« Autonomiser l’islam européen, en obligeant ses fidèles à s’organiser »

par Honoré Musat

(photo : DRFP)

(photo : DRFP)

Entretien avec Pierre Vermeren*, professeur d’histoire du Maghreb contemporain à l’université de Paris1 Panthéon-Sorbonne, membre du laboratoire IMAF (Institut des mondes africains).

C’est un renseignement des services marocains qui aurait mis les enquêteurs français sur la piste d’Abdelhamid Abaaoud, organisateur des attentats du 13 novembre à Paris. Êtes-vous étonné ?

Pierre Vermeren : Non, pas vraiment. Les très efficaces services marocains exercent une surveillance active et constante de leurs ressortissants à l’étranger, surtout en France où réside plus d’un tiers d’entre eux. Levons un malentendu : si en France, les enfants d’immigrés de deuxième et troisième générations ont obtenu la nationalité française, ils sont malgré tout considérés comme Marocains (ou Algériens…) de l’autre côté de la Méditerranée, en vertu du droit du sang qui prédomine au Maghreb. Ces enfants ont la double nationalité parfois sans même le savoir.
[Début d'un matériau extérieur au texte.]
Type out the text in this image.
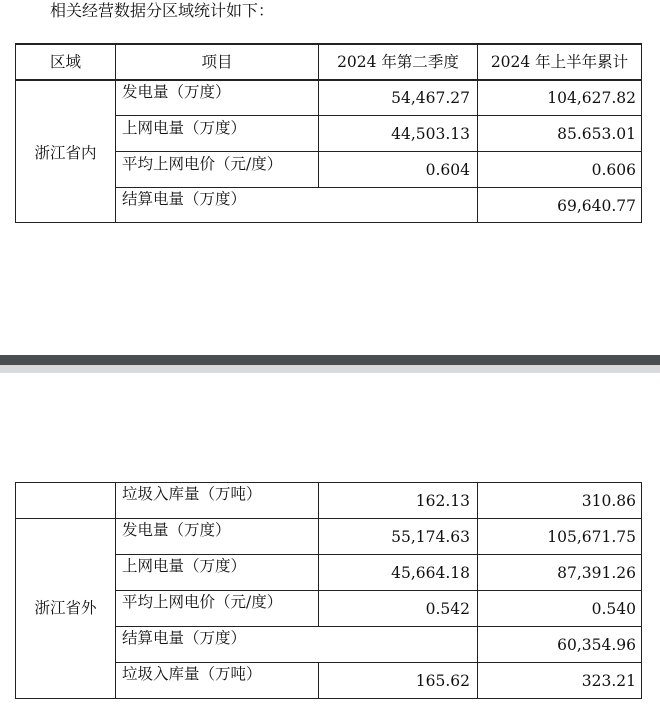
相关经营数据分区域统计如下：
区域	项目	2024 年第二季度	2024 年上半年累计
浙江省内
发电量（万度）	54,467.27	104,627.82
上网电量（万度）	44,503.13	85.653.01
平均上网电价（元/度）	0.604	0.606
结算电量（万度）	69,640.77
垃圾入库量（万吨）	162.13	310.86
浙江省外
发电量（万度）	55,174.63	105,671.75
上网电量（万度）	45,664.18	87,391.26
平均上网电价（元/度）	0.542	0.540
结算电量（万度）	60,354.96
垃圾入库量（万吨）	165.62	323.21
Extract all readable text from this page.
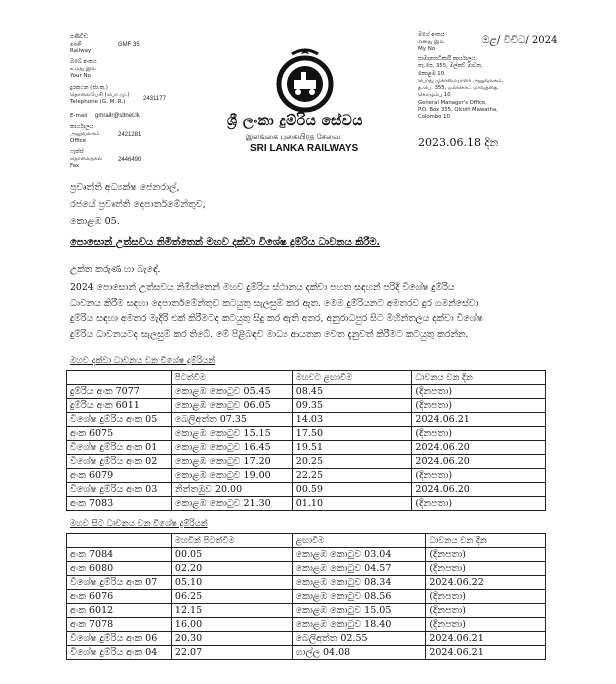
පණිවිඩ
தந்தி
Railway
GMF 35
ඔබේ අංකය
உமது இல
Your No
දුරකථන (ජා.ක.)
தொலைபேசி (பொ.மு.)
Telephone (G. M. R.)	2431177
E-mail gmrailr@sltnet.lk
කාර්යාලය
அலுவலகம்
Office
2421281
ෆැක්ස්
தொலைநகல்
Fax
2446490
ශ්‍රී ලංකා දුම්රිය සේවය
இலங்கை புகையிரத சேவை
SRI LANKA RAILWAYS
මගේ අංකය
எனது இல
My No
ඔළ/ විචිධ/ 2024
සාමාන්‍යාධිකාරී කාර්යාලය,
තැ.පෙ. 355, ඔල්කට් මාවත,
කොළඹ 10.
பொது முகாமையாளர் அலுவலகம்,
த.பெ. 355, ஒல்கொட் மாவத்தை,
கொழும்பு 10
General Manager's Office,
P.O. Box 355, Olcott Mawatha,
Colombo 10
2023.06.18 දින
ප්‍රවෘත්ති අධ්‍යක්ෂ ජෙනරාල්,
රජයේ ප්‍රවෘත්ති දෙපාර්තමේන්තුව,
කොළඹ 05.
පොසොන් උත්සවය නිමිත්තෙන් මහව දක්වා විශේෂ දුම්රිය ධාවනය කිරීම.
උක්ත කරුණ හා බැඳේ.
2024 පොසොන් උත්සවය නිමිත්තෙන් මහව දුම්රිය ස්ථානය දක්වා පහත සඳහන් පරිදි විශේෂ දුම්රිය
ධාවනය කිරීම සඳහා දෙපාර්තමේන්තුව කටයුතු සැලසුම් කර ඇත. මෙම දුම්රියනට අමතරව දුර ගමන්සේවා
දුම්රිය සඳහා අමතර මැදිරි එක් කිරීමටද කටයුතු සිදු කර ඇති අතර, අනුරාධපුර සිට මිහින්තලය දක්වා විශේෂ
දුම්රිය ධාවනයටද සැලසුම් කර තිබේ. මේ පිළිබඳව මාධ්‍ය ආයතන වෙත දැනුවත් කිරීමට කටයුතු කරන්න.
මහව දක්වා ධාවනය වන විශේෂ දුම්රියන්
	පිටත්වීම	මහවට ළඟාවීම	ධාවනය වන දින
දුම්රිය අංක 7077	කොළඹ කොටුව 05.45	08.45	(දිනපතා)
දුම්රිය අංක 6011	කොළඹ කොටුව 06.05	09.35	(දිනපතා)
විශේෂ දුම්රිය අංක 05	බෙලිඅත්ත 07.35	14.03	2024.06.21
අංක 6075	කොළඹ කොටුව 15.15	17.50	(දිනපතා)
විශේෂ දුම්රිය අංක 01	කොළඹ කොටුව 16.45	19.51	2024.06.20
විශේෂ දුම්රිය අංක 02	කොළඹ කොටුව 17.20	20.25	2024.06.20
අංක 6079	කොළඹ කොටුව 19.00	22.25	(දිනපතා)
විශේෂ දුම්රිය අංක 03	නිත්තඹුව 20.00	00.59	2024.06.20
අංක 7083	කොළඹ කොටුව 21.30	01.10	(දිනපතා)
මහව සිට ධාවනය වන විශේෂ දුම්රියන්
	මහවින් පිටත්වීම	ළඟාවීම	ධාවනය වන දින
අංක 7084	00.05	කොළඹ කොටුව 03.04	(දිනපතා)
අංක 6080	02.20	කොළඹ කොටුව 04.57	(දිනපතා)
විශේෂ දුම්රිය අංක 07	05.10	කොළඹ කොටුව 08.34	2024.06.22
අංක 6076	06.25	කොළඹ කොටුව 08.56	(දිනපතා)
අංක 6012	12.15	කොළඹ කොටුව 15.05	(දිනපතා)
අංක 7078	16.00	කොළඹ කොටුව 18.40	(දිනපතා)
විශේෂ දුම්රිය අංක 06	20.30	බෙලිඅත්ත 02.55	2024.06.21
විශේෂ දුම්රිය අංක 04	22.07	ගාල්ල 04.08	2024.06.21
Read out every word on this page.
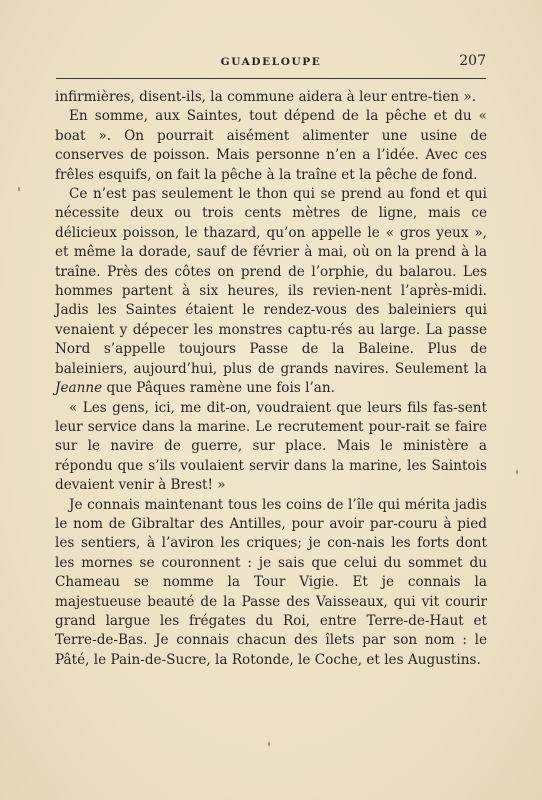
GUADELOUPE	207

infirmières, disent-ils, la commune aidera à leur entre-tien ».

En somme, aux Saintes, tout dépend de la pêche et du « boat ». On pourrait aisément alimenter une usine de conserves de poisson. Mais personne n’en a l’idée. Avec ces frêles esquifs, on fait la pêche à la traîne et la pêche de fond.

Ce n’est pas seulement le thon qui se prend au fond et qui nécessite deux ou trois cents mètres de ligne, mais ce délicieux poisson, le thazard, qu’on appelle le « gros yeux », et même la dorade, sauf de février à mai, où on la prend à la traîne. Près des côtes on prend de l’orphie, du balarou. Les hommes partent à six heures, ils revien-nent l’après-midi. Jadis les Saintes étaient le rendez-vous des baleiniers qui venaient y dépecer les monstres captu-rés au large. La passe Nord s’appelle toujours Passe de la Baleine. Plus de baleiniers, aujourd’hui, plus de grands navires. Seulement la Jeanne que Pâques ramène une fois l’an.

« Les gens, ici, me dit-on, voudraient que leurs fils fas-sent leur service dans la marine. Le recrutement pour-rait se faire sur le navire de guerre, sur place. Mais le ministère a répondu que s’ils voulaient servir dans la marine, les Saintois devaient venir à Brest! »

Je connais maintenant tous les coins de l’île qui mérita jadis le nom de Gibraltar des Antilles, pour avoir par-couru à pied les sentiers, à l’aviron les criques; je con-nais les forts dont les mornes se couronnent : je sais que celui du sommet du Chameau se nomme la Tour Vigie. Et je connais la majestueuse beauté de la Passe des Vaisseaux, qui vit courir grand largue les frégates du Roi, entre Terre-de-Haut et Terre-de-Bas. Je connais chacun des îlets par son nom : le Pâté, le Pain-de-Sucre, la Rotonde, le Coche, et les Augustins.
Et jusqu’aux années 1980, le pouvoir marocain s’imaginait que beaucoup d’entre eux allaient revenir au pays. En outre, la France a longtemps été la base arrière des opposants à Hassan II, ce qui justifiait à soit seul cette surveillance.

Quant à la surveillance des djihadistes ?

P. V. : Depuis que des vagues d’attentats islamistes ont ensanglanté le Maroc (2003) puis Madrid (2004), dans lesquels se sont illustrés des ressortissants marocains, le Maroc s’est énormément impliqué dans la traque des apprentis djihadistes. Cela a nécessité la modernisation et l’accroissement de ses services de renseignement. Ceux-ci reposent à la base de l’édifice sur un système très ancien et très dense de surveillance des populations au Maroc et dans l’émigration. Les autorités françaises font souvent appel aux services marocains, et elles les laissent d’ailleurs souvent agir à leur guise…

Depuis des années, la Belgique abrite des foyers de radicalisation. Vous écriviez récemment que pour comprendre l’existence du sanctuaire fondamentaliste belge, il fallait connaître l’histoire, l’origine et les activités des Marocains de Belgique – largement majoritaires parmi les musulmans de ce pays. Pouvez-vous nous les rappeler ?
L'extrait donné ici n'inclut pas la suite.